Comet was a sternwheel steamboat that ran from 1871 to 1900 on Puget Sound and rivers flowing into it, including the White and Nooksack rivers.

Construction

The steamboat Comet, whose name was said to have been "misleading", was built in Seattle in 1871 by Capt. Simon F. Randolph (d.1909). Comet was constructed in an unusual fashion. Randolph built the vessel upside down by picking a flat area of ground, marking out the shape of the boat on the ground, and driving in posts at regular intervals to act as ribs. He then connected the ribs with crossbeams, bent planks around the posts and over the crossbeams, and had the hull complete, although upside down.

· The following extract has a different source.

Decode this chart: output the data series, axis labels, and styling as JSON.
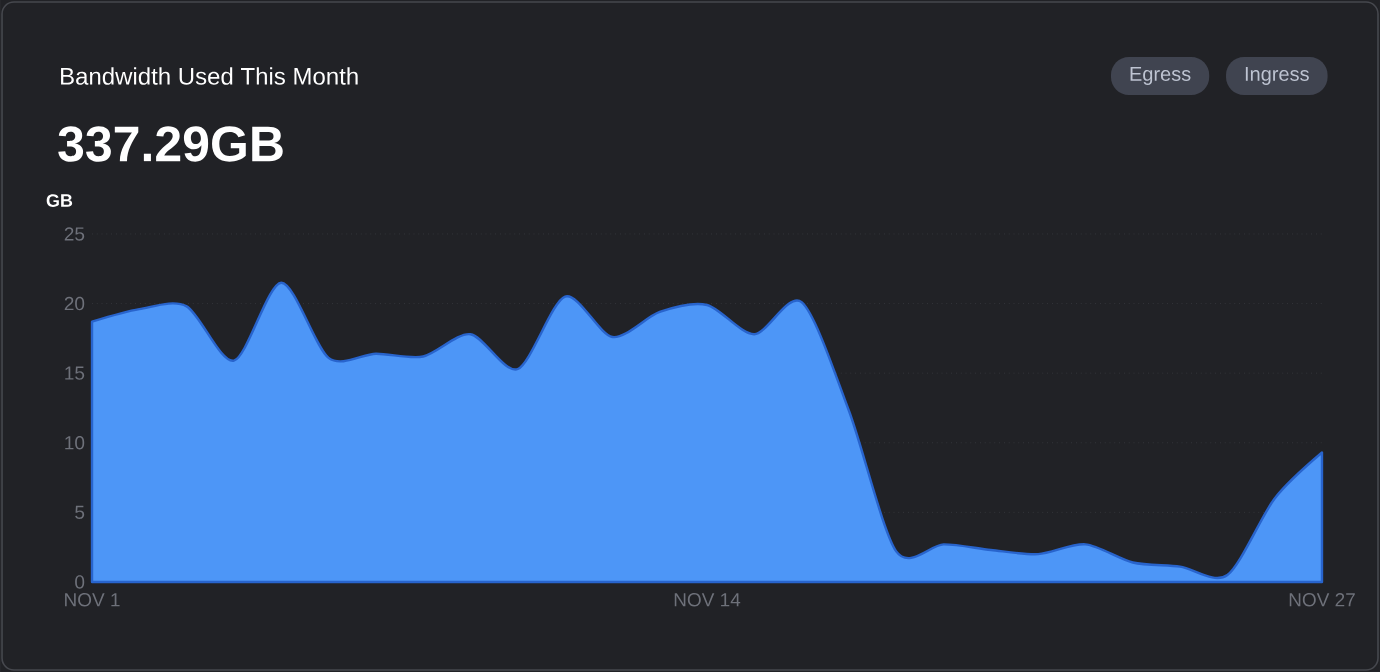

With the posts still affixed in the ground, the vessel looked like a potlatch house. Randolph then sawed off the posts, and pushed the hull out into the water. He then flipped the hull over using rocks piled on one side as an assist. The resulting hull was right-side up, but full of water. Randolph then beached the hull, pumped out the water with a home-made wooden pump, and the hull was complete. The steam engines Randolph installed were described as "non-descript and mismatching" and the upper works were said to have been tall and barn-like.[1]

Career

Comet was placed on the White River route under Capt. Curtis D. Brownfield (b. 1850) until 1876 or later, and was the first steamer to be successful on that route, which included service to farmlands on the Black River. Comet then was shifted to run almost every route out of Seattle. Under Captain Brownfield, Comet was a pioneer vessel on the Nooksack River. Capt. George A. Cushman (d.1891), who built the steamer Lillie, also for the White River route, was in command of Comet for a long time.[2] (The current course of the White River deviates from its original as a result of flood control projects).[3] Capt J. C. Brittain (d.1891), who at one point controlled one of the largest merchant fleets on Puget Sound, came to own Comet at some point and used the vessel in connection with the steamers Despatch and Teaser to carry the mail, for which he had a contract, to Snohomish, La Conner, Whidbey Island, Fidalgo, Bellingham Bay, Semiahmoo Bay, and Lopez, Orcas and San Juan islands.[2]

References

Notes and References

  1. Newell, Ships of the Inland Sea, at 69-71, and 82.
  2. Wright, ed., Lewis and Dryden Marine History, at 161, 182, 193, 244, 253, 395 .
  3. Newell, ed., H.W. McCurdy Marine History, at 170, 442, and 477.